I agree that your aunt was rude.
How you you normally refer to your aunts and uncles - if you are speaking to your uncle, do you call him John, or Uncle John.
I think if you normally call him 'Uncle John' then suddenly not using 'uncle' is going to seem slightly odd. And even though your fiance knew in general who he was meeting I think it would still have been fine for you to have gone down the 'Fiance, this is my uncle, John Smith, Or, I'd like you to say Hi to John Smith, my uncle"
I also don;t think our aunt has any right to dictate how you speak to, or refer to, any of you relations other than herself. for herself, if you introduce her to your fiance as Mary Jones, and he greets her as Mary, she is free to say she prefers 'Mrs Jones',she is also free to invite him to call her Auntie Mary, but I don't think he would be in any way rude to decline.

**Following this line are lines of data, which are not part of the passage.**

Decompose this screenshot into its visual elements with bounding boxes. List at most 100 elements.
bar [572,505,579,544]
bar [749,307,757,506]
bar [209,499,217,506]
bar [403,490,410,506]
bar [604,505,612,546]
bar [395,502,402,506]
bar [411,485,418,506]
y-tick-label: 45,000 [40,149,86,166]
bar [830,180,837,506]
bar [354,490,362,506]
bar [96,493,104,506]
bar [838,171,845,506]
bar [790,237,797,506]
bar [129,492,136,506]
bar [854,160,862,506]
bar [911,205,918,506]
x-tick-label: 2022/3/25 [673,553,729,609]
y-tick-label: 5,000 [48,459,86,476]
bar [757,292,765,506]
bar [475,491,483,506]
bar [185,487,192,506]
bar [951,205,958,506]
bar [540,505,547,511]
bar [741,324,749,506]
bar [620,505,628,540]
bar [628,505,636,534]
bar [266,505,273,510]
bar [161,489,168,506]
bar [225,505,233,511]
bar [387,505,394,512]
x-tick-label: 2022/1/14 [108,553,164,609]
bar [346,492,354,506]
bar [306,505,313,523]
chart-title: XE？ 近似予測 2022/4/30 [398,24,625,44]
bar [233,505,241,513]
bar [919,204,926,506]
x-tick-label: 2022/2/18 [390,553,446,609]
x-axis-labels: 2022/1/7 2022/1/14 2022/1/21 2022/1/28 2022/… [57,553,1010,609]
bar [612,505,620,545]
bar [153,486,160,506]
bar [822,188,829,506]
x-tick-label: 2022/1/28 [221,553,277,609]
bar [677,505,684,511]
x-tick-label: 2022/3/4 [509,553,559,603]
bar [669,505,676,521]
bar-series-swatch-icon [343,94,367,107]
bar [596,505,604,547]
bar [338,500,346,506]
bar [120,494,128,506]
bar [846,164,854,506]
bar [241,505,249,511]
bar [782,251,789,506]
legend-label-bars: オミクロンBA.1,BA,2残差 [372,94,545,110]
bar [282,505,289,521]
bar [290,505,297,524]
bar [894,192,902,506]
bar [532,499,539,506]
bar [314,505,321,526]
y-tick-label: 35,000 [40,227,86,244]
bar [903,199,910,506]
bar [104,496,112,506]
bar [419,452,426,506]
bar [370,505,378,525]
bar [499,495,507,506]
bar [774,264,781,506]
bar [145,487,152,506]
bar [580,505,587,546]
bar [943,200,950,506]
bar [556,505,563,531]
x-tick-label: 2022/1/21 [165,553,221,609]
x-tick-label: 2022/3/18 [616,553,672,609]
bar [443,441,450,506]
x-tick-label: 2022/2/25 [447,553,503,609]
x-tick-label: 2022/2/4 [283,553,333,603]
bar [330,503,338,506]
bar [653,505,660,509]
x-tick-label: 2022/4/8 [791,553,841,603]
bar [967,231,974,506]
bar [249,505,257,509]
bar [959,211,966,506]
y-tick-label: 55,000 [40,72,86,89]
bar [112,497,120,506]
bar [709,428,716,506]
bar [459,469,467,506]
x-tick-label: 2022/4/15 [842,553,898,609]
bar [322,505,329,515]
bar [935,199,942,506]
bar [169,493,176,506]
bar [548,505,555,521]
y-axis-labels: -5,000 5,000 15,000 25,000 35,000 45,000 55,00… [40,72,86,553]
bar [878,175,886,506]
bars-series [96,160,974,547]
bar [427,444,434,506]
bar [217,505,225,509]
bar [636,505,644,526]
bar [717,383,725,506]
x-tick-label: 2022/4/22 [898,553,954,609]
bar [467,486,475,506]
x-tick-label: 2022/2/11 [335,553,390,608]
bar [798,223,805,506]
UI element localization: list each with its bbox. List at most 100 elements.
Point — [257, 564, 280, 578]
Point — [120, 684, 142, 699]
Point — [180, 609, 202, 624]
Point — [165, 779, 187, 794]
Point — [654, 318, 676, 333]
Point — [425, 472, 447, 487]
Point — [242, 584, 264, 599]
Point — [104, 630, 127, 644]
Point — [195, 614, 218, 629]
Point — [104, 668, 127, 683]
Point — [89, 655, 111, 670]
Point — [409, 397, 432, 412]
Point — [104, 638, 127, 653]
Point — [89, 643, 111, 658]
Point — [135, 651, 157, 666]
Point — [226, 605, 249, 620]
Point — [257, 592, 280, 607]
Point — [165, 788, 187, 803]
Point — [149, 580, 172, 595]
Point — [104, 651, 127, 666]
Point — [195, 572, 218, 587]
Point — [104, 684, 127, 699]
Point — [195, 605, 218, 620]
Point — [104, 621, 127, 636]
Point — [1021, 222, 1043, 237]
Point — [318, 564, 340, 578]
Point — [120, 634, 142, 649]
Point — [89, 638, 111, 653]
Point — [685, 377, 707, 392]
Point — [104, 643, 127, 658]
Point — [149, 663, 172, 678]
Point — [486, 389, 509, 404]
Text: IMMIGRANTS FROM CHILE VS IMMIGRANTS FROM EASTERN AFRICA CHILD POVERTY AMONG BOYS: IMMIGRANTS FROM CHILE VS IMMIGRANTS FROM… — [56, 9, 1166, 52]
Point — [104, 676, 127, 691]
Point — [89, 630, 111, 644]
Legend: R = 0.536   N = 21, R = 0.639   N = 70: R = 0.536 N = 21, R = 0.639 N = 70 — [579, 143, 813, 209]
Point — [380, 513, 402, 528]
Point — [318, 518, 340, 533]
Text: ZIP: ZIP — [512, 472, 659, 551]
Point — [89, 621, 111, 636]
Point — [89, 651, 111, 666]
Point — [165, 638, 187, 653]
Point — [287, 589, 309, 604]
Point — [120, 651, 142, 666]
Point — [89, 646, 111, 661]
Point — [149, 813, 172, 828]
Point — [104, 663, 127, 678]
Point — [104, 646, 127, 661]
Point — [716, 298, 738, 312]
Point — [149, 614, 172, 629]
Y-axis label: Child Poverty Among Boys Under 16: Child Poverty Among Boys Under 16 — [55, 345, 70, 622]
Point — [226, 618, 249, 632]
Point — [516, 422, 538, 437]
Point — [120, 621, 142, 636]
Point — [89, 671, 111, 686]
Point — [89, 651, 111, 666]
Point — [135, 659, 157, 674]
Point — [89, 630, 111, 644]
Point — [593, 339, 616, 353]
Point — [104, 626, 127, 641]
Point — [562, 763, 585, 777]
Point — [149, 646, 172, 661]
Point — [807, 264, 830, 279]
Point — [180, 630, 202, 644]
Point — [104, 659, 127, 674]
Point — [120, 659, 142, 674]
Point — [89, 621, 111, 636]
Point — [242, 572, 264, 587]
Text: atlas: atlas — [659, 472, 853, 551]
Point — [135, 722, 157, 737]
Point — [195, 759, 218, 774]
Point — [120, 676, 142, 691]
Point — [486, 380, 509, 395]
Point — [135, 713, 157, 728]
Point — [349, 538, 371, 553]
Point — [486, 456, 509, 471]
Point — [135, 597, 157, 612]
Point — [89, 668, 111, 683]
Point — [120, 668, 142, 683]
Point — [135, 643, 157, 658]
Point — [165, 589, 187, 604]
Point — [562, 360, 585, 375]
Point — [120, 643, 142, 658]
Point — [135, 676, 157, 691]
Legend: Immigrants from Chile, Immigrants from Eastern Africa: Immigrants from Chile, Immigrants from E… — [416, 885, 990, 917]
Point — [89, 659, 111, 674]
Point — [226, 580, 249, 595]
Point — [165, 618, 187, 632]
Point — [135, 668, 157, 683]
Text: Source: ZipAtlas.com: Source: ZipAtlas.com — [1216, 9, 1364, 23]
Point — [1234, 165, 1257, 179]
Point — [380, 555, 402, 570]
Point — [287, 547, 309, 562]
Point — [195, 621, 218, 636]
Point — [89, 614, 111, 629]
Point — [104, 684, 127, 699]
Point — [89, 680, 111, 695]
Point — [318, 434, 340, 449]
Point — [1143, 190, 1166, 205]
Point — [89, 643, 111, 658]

I think the issue of acquireng relations by marriage is a fascinating one - I would not automatically think of my (hypothetical) husband's aunts and uncles becoming mine, and would not call them Aunt or Uncle, but would think of the spouses of my aunts and uncles as being aunts and uncles. (what I would call them is more difficult, since I call my blood relatives by first names not titles, so my aunt Sally's husband would be Tony, not uncle Tony, just as she would be Sally, not Auntie Sally.)
I can't quite articulate why this would be - maybe because one is more likely to acquire aunts and uncles by their marriage when you are a child, and calling most adults by some title as a form of respect / acknowlegment of their seniority, whereas new relatives that you aquire by your own marriage are met as adults on a more equal footing?